Implementing a simple regular expression engine

Time:2019-9-28

Looking back on the first time you saw a regular expression, it was probably all in your eyes.$7^(0^=]W-\^*d+In my heart, I refused. However, in the following daily work, more and more regular expressions have been used, and regular expressions have gradually become a very common tool.

To master a tool, besides its usage, it is equally important to understand its principle. Generally speaking, regular engines can be roughly divided into two categories: DFA (Deterministic Finite Automata) deterministic finite automata and NFA (Nondeterministic Finite Automata) uncertain finite automata.
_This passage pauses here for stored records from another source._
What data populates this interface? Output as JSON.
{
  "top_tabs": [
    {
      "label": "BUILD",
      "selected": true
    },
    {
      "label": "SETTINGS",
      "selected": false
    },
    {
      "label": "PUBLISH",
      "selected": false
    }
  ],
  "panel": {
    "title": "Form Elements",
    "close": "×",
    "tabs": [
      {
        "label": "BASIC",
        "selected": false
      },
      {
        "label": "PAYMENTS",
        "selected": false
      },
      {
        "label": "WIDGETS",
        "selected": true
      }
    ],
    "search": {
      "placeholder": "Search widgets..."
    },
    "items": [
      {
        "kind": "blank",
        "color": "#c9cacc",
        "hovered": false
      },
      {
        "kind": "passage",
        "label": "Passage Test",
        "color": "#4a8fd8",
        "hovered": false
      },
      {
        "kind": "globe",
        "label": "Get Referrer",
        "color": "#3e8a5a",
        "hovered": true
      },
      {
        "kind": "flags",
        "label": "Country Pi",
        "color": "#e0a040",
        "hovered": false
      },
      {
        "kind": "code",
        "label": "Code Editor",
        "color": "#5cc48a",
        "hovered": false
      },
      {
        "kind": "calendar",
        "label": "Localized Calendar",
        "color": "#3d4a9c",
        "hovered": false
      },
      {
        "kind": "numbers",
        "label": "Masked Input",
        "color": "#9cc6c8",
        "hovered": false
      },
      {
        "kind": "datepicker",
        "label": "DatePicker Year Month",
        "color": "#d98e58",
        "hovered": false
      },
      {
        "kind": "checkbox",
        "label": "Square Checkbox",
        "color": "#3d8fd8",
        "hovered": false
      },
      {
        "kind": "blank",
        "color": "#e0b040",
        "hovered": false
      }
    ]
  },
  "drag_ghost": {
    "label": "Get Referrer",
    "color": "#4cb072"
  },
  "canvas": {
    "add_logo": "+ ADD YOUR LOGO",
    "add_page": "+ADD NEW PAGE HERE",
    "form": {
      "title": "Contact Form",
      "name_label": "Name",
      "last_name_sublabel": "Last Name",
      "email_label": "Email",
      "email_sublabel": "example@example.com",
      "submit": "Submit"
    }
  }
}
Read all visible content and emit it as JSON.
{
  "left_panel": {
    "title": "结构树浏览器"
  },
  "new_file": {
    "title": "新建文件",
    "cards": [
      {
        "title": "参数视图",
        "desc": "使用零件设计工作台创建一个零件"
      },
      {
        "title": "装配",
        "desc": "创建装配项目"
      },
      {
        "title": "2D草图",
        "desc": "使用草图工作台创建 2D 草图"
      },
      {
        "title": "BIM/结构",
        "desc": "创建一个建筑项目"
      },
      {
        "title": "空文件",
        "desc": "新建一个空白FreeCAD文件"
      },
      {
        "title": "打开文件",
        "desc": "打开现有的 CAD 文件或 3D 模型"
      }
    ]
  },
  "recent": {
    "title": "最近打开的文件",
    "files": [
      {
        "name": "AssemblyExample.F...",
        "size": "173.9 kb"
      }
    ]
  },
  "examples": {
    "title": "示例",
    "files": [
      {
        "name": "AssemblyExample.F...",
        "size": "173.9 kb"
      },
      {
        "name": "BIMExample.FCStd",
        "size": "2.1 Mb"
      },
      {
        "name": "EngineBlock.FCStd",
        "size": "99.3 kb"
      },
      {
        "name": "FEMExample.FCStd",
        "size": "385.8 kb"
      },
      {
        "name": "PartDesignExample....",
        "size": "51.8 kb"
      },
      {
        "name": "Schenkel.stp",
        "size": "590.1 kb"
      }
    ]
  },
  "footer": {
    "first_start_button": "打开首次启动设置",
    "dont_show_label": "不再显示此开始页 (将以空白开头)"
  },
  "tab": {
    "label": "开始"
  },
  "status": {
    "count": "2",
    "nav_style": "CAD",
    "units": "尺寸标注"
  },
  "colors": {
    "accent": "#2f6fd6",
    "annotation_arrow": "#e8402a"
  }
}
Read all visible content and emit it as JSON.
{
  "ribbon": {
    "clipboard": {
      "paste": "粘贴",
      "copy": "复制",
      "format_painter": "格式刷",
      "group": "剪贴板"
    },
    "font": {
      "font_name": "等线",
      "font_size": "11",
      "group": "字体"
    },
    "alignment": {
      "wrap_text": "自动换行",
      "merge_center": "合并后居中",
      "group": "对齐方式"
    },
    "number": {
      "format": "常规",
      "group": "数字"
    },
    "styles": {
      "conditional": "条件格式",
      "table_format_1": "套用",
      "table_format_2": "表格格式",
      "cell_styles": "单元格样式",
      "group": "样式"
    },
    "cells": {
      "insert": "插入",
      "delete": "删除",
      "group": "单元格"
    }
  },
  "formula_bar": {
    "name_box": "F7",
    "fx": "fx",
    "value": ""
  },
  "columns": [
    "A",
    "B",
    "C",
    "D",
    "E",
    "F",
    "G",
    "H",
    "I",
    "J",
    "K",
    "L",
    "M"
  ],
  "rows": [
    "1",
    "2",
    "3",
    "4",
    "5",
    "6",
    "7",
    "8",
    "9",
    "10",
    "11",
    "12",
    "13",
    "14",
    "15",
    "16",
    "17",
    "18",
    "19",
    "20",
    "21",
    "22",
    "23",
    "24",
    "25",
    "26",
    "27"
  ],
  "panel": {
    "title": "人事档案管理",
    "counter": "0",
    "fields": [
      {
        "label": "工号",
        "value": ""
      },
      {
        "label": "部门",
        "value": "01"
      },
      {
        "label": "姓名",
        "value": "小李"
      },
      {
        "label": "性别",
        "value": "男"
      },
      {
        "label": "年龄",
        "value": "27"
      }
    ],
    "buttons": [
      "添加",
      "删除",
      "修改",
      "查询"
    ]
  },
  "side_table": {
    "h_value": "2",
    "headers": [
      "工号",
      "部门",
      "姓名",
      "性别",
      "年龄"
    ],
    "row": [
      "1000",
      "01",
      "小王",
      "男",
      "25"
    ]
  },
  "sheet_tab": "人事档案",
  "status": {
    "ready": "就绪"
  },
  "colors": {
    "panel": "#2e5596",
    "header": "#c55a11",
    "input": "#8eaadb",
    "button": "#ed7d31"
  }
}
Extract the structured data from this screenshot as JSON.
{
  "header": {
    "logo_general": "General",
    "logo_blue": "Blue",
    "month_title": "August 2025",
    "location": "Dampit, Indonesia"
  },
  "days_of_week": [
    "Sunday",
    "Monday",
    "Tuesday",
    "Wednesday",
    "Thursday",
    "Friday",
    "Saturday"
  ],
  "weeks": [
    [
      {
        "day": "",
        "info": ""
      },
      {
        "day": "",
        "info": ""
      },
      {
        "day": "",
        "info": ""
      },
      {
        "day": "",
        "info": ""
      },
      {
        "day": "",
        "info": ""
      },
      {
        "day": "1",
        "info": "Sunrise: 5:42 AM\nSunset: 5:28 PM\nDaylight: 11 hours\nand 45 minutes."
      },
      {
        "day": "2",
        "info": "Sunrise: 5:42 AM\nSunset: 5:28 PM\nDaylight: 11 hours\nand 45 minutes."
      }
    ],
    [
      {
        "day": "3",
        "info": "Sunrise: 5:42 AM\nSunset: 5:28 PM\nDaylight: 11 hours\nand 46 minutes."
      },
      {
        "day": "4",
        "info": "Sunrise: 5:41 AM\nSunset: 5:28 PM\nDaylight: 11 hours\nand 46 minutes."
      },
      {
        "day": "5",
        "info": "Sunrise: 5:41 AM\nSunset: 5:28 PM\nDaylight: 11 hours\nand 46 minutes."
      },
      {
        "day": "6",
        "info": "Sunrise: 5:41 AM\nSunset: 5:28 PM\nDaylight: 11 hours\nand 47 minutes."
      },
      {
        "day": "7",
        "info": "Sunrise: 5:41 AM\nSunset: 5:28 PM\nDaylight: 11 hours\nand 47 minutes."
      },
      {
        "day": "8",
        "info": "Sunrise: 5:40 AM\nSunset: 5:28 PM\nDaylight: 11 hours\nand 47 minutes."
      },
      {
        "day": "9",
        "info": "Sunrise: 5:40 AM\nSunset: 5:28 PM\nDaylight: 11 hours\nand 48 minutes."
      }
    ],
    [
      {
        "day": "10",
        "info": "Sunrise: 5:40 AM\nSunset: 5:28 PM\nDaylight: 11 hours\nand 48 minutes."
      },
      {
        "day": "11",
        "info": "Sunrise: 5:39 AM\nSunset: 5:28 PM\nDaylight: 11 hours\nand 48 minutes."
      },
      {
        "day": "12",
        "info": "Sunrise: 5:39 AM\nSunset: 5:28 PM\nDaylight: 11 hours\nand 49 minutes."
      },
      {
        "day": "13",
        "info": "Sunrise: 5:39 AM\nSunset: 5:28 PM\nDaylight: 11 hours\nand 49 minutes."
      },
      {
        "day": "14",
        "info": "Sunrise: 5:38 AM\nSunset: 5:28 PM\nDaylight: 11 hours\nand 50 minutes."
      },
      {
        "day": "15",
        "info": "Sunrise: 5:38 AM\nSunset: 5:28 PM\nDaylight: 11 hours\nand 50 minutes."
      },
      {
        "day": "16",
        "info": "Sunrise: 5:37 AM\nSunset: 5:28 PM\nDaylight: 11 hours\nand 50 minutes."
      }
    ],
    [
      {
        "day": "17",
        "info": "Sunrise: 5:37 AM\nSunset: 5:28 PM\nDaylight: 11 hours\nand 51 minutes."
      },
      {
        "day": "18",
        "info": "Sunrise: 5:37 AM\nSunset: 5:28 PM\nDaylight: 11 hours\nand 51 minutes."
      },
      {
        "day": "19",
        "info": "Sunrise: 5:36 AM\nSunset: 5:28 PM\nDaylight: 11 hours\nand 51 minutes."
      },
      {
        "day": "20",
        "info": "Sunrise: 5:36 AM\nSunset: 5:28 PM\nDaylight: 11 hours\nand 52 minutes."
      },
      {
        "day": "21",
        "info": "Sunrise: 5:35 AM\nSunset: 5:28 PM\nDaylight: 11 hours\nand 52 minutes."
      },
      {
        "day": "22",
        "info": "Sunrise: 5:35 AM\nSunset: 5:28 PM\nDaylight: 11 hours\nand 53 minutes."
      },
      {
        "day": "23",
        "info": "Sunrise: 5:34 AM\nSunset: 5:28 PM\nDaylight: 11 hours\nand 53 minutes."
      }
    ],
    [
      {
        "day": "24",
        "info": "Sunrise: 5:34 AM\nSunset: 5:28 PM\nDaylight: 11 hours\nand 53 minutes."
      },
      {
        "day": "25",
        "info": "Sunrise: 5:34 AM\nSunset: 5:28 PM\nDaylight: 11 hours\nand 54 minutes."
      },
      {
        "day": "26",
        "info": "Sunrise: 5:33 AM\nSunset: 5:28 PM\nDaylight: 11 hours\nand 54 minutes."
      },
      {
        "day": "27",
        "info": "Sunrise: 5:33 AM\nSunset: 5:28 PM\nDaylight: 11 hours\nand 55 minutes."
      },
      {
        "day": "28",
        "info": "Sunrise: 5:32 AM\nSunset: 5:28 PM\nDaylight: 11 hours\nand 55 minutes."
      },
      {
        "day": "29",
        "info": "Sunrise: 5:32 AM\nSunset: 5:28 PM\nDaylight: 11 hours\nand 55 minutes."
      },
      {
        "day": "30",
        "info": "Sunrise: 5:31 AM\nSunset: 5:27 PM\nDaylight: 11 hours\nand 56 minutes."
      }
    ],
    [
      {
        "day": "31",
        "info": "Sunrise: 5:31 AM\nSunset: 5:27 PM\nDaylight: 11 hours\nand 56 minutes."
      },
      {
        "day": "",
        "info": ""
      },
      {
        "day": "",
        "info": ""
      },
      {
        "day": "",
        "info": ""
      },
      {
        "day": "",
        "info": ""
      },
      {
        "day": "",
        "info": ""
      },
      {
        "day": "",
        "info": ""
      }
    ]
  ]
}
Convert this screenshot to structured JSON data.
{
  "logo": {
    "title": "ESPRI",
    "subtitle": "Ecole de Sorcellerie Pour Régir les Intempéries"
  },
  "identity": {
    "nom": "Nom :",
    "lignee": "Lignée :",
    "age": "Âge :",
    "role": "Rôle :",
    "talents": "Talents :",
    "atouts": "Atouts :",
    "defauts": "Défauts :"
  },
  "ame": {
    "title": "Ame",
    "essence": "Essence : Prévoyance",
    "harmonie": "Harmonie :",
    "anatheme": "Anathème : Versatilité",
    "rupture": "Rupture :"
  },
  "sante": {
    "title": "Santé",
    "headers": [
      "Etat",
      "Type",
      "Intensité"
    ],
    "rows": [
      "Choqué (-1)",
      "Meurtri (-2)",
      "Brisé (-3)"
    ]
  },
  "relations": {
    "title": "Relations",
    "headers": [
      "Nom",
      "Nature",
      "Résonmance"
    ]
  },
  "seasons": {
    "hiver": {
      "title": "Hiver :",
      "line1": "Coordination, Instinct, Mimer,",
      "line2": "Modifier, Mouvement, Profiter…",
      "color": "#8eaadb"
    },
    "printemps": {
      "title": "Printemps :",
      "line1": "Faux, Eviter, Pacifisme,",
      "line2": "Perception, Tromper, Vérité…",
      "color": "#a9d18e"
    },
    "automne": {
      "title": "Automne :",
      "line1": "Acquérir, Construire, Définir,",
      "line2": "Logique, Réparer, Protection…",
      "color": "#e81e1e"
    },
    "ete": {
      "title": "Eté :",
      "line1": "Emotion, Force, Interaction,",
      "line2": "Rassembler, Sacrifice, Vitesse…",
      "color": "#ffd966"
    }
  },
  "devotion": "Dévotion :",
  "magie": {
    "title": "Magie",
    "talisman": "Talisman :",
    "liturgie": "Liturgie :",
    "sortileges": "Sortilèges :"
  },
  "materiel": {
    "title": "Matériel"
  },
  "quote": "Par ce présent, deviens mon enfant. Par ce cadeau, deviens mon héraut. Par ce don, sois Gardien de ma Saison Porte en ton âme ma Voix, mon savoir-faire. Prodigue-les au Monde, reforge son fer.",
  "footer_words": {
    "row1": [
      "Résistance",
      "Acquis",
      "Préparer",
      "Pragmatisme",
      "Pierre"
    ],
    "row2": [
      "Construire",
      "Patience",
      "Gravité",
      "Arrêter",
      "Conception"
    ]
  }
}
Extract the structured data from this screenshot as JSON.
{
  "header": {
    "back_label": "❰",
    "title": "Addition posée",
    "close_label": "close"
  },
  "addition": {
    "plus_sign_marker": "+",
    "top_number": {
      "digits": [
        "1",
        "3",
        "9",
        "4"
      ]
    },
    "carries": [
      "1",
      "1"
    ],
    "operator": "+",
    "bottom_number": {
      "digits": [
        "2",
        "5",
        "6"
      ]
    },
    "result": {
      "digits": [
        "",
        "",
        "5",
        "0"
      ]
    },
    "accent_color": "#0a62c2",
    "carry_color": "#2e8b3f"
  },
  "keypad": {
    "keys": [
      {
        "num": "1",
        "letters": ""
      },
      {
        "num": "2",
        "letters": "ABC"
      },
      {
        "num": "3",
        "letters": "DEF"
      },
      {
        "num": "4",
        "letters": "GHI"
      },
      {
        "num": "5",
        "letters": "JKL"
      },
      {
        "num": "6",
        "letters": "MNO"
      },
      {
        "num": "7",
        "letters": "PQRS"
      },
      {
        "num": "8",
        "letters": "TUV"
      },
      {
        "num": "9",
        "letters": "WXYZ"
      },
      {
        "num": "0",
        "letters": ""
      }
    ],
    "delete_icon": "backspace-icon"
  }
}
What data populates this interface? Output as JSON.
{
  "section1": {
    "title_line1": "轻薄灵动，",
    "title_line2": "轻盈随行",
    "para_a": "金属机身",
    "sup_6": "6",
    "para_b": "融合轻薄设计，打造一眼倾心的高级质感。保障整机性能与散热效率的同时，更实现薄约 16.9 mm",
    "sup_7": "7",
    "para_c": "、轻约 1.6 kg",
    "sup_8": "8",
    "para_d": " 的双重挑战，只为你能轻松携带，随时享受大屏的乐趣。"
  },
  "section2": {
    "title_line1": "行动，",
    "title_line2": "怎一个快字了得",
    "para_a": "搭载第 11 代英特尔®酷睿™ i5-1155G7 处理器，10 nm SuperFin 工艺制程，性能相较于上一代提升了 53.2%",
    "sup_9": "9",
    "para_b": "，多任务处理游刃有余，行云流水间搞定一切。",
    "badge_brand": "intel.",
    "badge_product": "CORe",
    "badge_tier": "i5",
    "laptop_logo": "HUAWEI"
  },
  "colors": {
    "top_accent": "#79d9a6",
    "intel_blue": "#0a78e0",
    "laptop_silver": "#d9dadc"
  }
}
Tools for using NFA include.NETPHPRubyPerlPythonGNU EmacsedsecvigrepMost versions, and even some versionsegrepandawk。 The main tools used in DFA areegrepawklexandflex。 Some systems use hybrid engines, which choose the right engine according to the different tasks (or even different engines for different parts of the same expression in order to achieve the best balance between function and speed).—— Jeffrey E.F. Friedl, Proficiency in Regular Expressions

Both DFA and NFA are called finite automata. They have many similarities. Automata is essentially a graph similar to state transition graph.(Note: Automata will not be strictly defined in this paper. An in-depth understanding of automata can be read in Introduction to Automata Theory, Language and Computing.)

NFA

An NFA is divided into the following parts:

  • An initial state
  • One or more termination States
  • State transition function

Implementing a simple regular expression engine

The figure above is one with two statesq0andq1NFA, initial state isq0(No preface state), termination state isq1(Two circle markings). stayq0There’s an arrow pointing at it.q1That means when the NFA is inq0When in state, accept inputaIt will be transferred to state.q1

When accepting a string, we initialize the NFA to the initial state, and then transfer the state according to the input. If the NFA is in the end state after the input, it means that the acceptance is successful. If the input symbol has no corresponding state transition, or the NFA is not in the end state after the input, then it means that the acceptance is successful. It means accepting failure.

As you can see from the above, this NFA can accept and only accept strings.a

So why is it called NFA, becauseFor the same state and the same input symbol, NFA can reach different states.As follows:

Implementing a simple regular expression engine

stayq0When the input isaThe NFA can go backq0Or arriveq1So the NFA is acceptableabbq0 -> q1 -> q2 -> q3It is also acceptable.aabbq0 -> q0 -> q1 -> q2 -> q3The same acceptanceababbaaabbbabababbWait a minute, you may have found that the regular expression represented by this NFA is exactly the same.(a|b)*abb

ε-NFA

In addition to reaching multiple states, NFA can also accept empty symbolsεAs follows:

Implementing a simple regular expression engine

This is an acceptance.(a+|b+)NAFA, because there are pathsq0 -ε-> q1 -a-> q2 -a-> q2εRepresents an empty string, which is removed at connection time, so this path represents acceptance.aa

You may wonder why not use it directly.q0adoptaConnectq2Throughbconnection toq4That’s becauseεMainly plays the role of connection, which will be felt later.

DFA

After introducing the uncertain finite automata, the deterministic finite automata can be easily understood. The difference between DFA and NFA lies in:

  • Noεtransfer
  • For the same state and input, there is only one transition

So DFA is much simpler than NFA. Why not use DFA directly? This is because for regular language descriptions, it is often much easier to construct NFA than DFA, as mentioned above.(a|b)*abbNFA is easy to construct and understand:

Implementing a simple regular expression engine

But it’s not so easy to construct the corresponding DFA directly. You can try to construct it first, and the result is probably like this:

Implementing a simple regular expression engine

So NFA is easy to construct, but because of its uncertainty, it is difficult to implement state transition logic by program; NFA is not easy to construct, but because its certainty is easy to implement state transition logic by program, what should we do?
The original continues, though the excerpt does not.